Hub › AWS › Beginner › Configure the AWS CLI

Goal

After this page you will run aws sts get-caller-identity from your terminal and see the cli-admin user echoed back.

Prerequisites

Run aws configure

Open the access key CSV from the previous page. Then in your terminal:

aws configure

The CLI prompts for four values. Fill them in:

AWS Access Key ID [None]: <paste Access key ID from the CSV>
AWS Secret Access Key [None]: <paste Secret access key from the CSV>
Default region name [None]: ap-southeast-1
Default output format [None]: json

Pick the region you'll use for the rest of the tier. The S3 bucket and CloudFront distribution will live there. Common picks:

  • ap-southeast-1 — Singapore
  • us-east-1 — N. Virginia (cheapest CloudFront pricing, default for many AWS examples)
  • eu-west-1 — Ireland

If you don't have a preference, pick us-east-1 — every AWS example you'll meet later defaults to it.

Where the credentials live

aws configure wrote two files into ~/.aws/:

~/.aws/credentials   # access key id + secret access key
~/.aws/config        # default region + output format

The CLI reads these on every command.

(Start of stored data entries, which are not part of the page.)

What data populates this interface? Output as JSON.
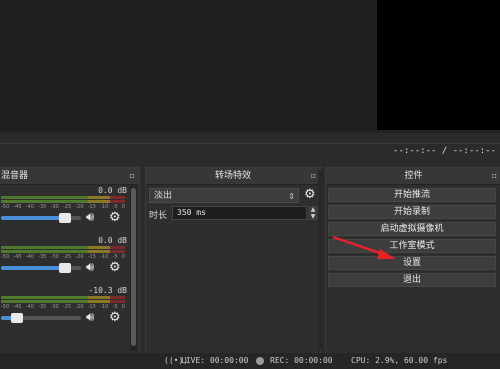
{
  "timecode": "--:--:-- / --:--:--",
  "mixer": {
    "title": "混音器",
    "pop_icon": "▫",
    "tick_labels": [
      "-50",
      "-45",
      "-40",
      "-35",
      "-30",
      "-25",
      "-20",
      "-15",
      "-10",
      "-5",
      "0"
    ],
    "channels": [
      {
        "db": "0.0 dB",
        "volume_fraction": 0.8
      },
      {
        "db": "0.0 dB",
        "volume_fraction": 0.8
      },
      {
        "db": "-10.3 dB",
        "volume_fraction": 0.2
      }
    ]
  },
  "transitions": {
    "title": "转场特效",
    "selected": "淡出",
    "duration_label": "时长",
    "duration_value": "350 ms"
  },
  "controls": {
    "title": "控件",
    "buttons": [
      "开始推流",
      "开始录制",
      "启动虚拟摄像机",
      "工作室模式",
      "设置",
      "退出"
    ]
  },
  "status": {
    "live": "LIVE: 00:00:00",
    "rec": "REC: 00:00:00",
    "cpu": "CPU: 2.9%, 60.00 fps"
  },
  "colors": {
    "accent_blue": "#4a90d9",
    "annotation_arrow": "#e8202a"
  }
}
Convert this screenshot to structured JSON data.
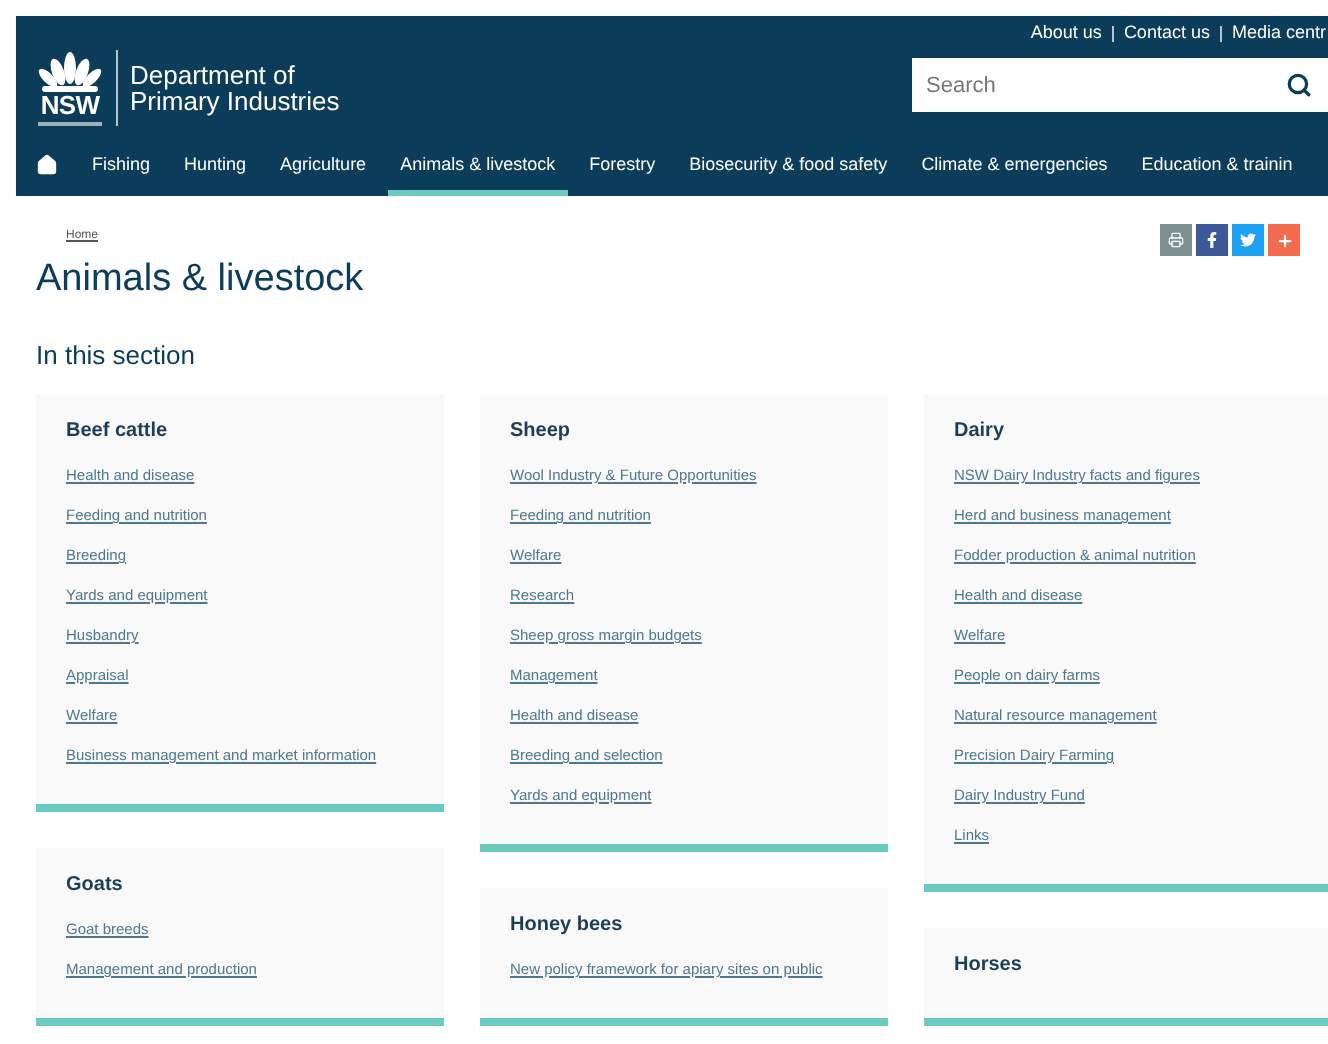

The CSV from the previous page can now be deleted from your Downloads folder — the credentials live in ~/.aws/credentials.

Verify

aws sts get-caller-identity

Expected output (your numbers will differ):

json
{
    "UserId": "AIDAEXAMPLEUSERID",
    "Account": "123456789012",
    "Arn": "arn:aws:iam::123456789012:user/cli-admin"
}

The Arn ending in user/cli-admin confirms you're signed in as the new user, not the root account. STS (Security Token Service) is the AWS service that answers "who am I?" — get-caller-identity is the canonical sanity check.